For me this is divided into passive and active responses.
The raped girl didn't "do" anything other than take a drink of something that she may or may not have known would cause her to pass out. She was a passive victim. What she was doing would poise no injury to anyone else because of her passiveness.


This is not the case for the other two scenarios.


In the other two instances, the man in the car and
the boy vandalizing the house were involved in actions that were not passive, but could or were intended to cause injury or harm to others.


I don't see them the same way because of the passive/active differences.

Neon Washable Paint

NWP
by guerrilla girl on Mar. 24, 2013 at 8:40 PM

Yeah, I am a softie for the vics.

Quoting GoddessNDaRuff:

My answer is depends. I wouldn't personally in these scenarios...no need to be an ass kwim? Sometimes it just isn't worth it.

Quoting Themis_Defleo:

Again, I'm not asking about what the law is, or how it operates.  I already knokw the answers to those questions.  What I am asking is, from an ethical point of view, should we fail to cite the victim, or drop the charges because they have been "punished enough."

Neon Washable Paint

NewMom11222011
by Bronze Member on Mar. 24, 2013 at 8:42 PM

Since it would appear that all three situations are misdemeanor charges and one would hope that from the consequences of their respective actions they would have been deterred from committing the same crimes in the future, I would advocate for not charging them.

Mama2Spencerninja

NWP
by guerrilla girl on Mar. 24, 2013 at 8:46 PM

This is true except for scenario A who is guilty of DUI even if he isn't at fault.
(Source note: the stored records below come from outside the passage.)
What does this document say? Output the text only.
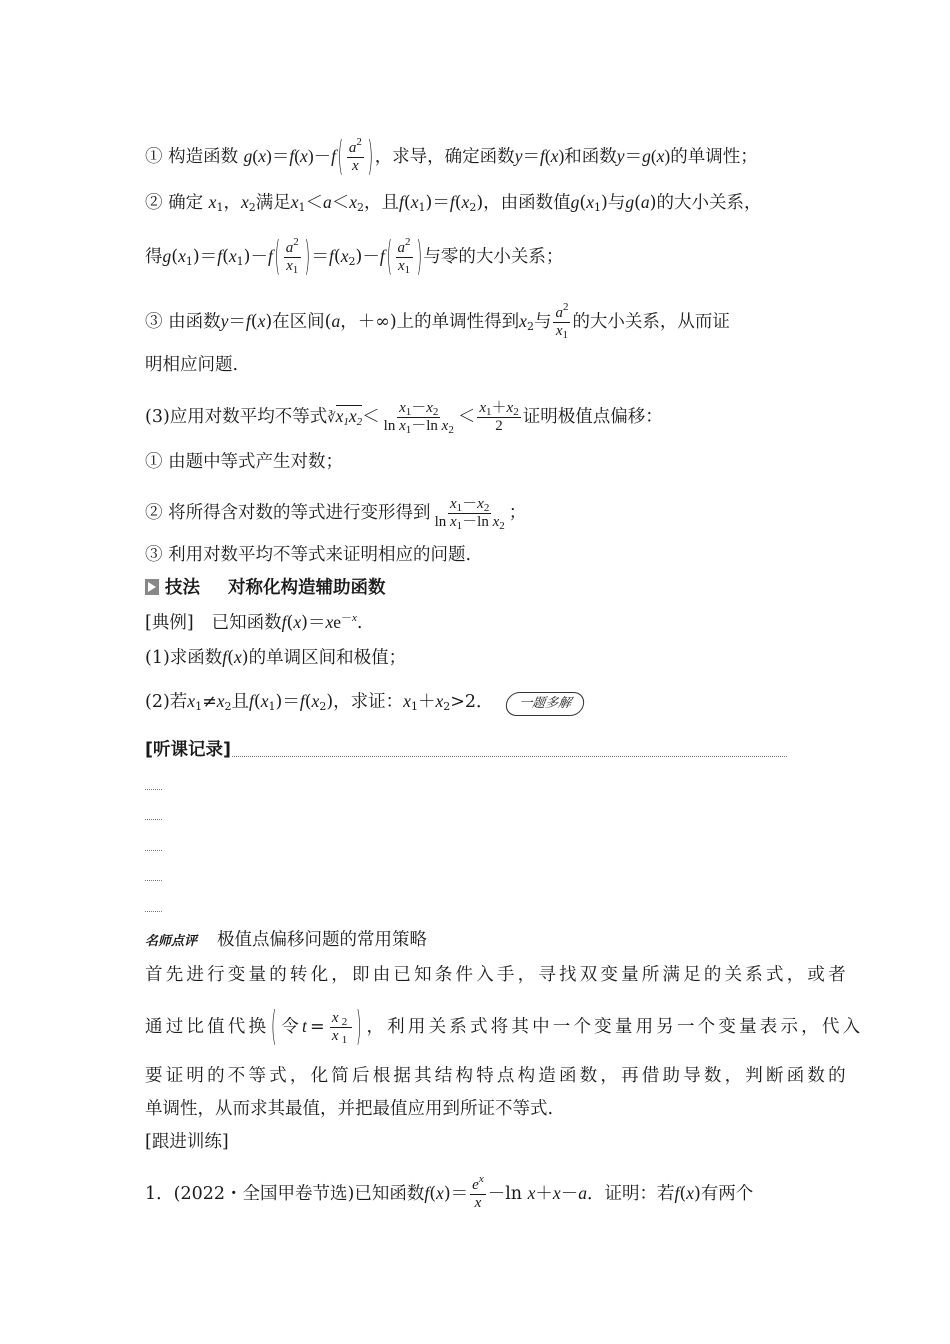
① 构造函数 $g(x)=f(x)-f( \frac{a^2}{x}$ )，求导，确定函数y＝f(x)和函数y＝g(x)的单调性；
② 确定 $x_1$，$x_2$满足$x_1<a<x_2$，且$f(x_1)=f(x_2)$，由函数值$g(x_1)$与g(a)的大小关系，
得$g(x_1)=f(x_1)-f( \frac{a^2}{x_1} )=f(x_2)-f( \frac{a^2}{x_1}$ )与零的大小关系；
③ 由函数y＝f(x)在区间(a，＋∞)上的单调性得到$x_2$与 $\frac{a^2}{x_1}$ 的大小关系，从而证
明相应问题.
(3)应用对数平均不等式$∛x_1x_2< \frac{x_1-x_2}{\ln x_1-\ln x_2} < \frac{x_1+x_2}{2}$ 证明极值点偏移：
① 由题中等式产生对数；
② 将所得含对数的等式进行变形得到 $\frac{x_1-x_2}{\ln x_1-\ln x_2}$ ；
③ 利用对数平均不等式来证明相应的问题.
技法 对称化构造辅助函数
[典例] 已知函数$f(x)=xe^{-x}$.
(1)求函数f(x)的单调区间和极值；
(2)若$x_1\ne x_2$且$f(x_1)=f(x_2)$，求证：$x_1+x_2>2$． 一题多解
[听课记录]
名师点评 极值点偏移问题的常用策略
首先进行变量的转化，即由已知条件入手，寻找双变量所满足的关系式，或者
通过比值代换 ( 令$t= \frac{x_2}{x_1}$ ) ，利用关系式将其中一个变量用另一个变量表示，代入
要证明的不等式，化简后根据其结构特点构造函数，再借助导数，判断函数的
单调性，从而求其最值，并把最值应用到所证不等式.
[跟进训练]
1．(2022・全国甲卷节选)已知函数$f(x)= \frac{e^x}{x} -\ln$ x＋x－a．证明：若f(x)有两个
I also agree with you about dismissing the misdemeanor charges on a vic.

Quoting NewMom11222011:

Since it would appear that all three situations are misdemeanor charges and one would hope that from the consequences of their respective actions they would have been deterred from committing the same crimes in the future, I would advocate for not charging them.


Neon Washable Paint

GoddessNDaRuff
by Silver Member on Mar. 24, 2013 at 8:52 PM
The guy who killed my cousin isn't being charged. He was driving recklessly and speeding hit a patch of black ice. The force of the impact tossed my cousin from the front passenger side out the back windshield. He died on the operating table. The kid is depressed and suicidial over it. Somehow he escaped with scrapes and bruises. I still don't know how I feel about him not being charged but at the same time I guess he has been punished enough. He did lose his friend and has to live with the fact his actions caused his death.

Quoting NWP:

Yeah, I am a softie for the vics.

Quoting GoddessNDaRuff:

My answer is depends. I wouldn't personally in these scenarios...no need to be an ass kwim? Sometimes it just isn't worth it.



Quoting Themis_Defleo:

Again, I'm not asking about what the law is, or how it operates.  I already knokw the answers to those questions.  What I am asking is, from an ethical point of view, should we fail to cite the victim, or drop the charges because they have been "punished enough."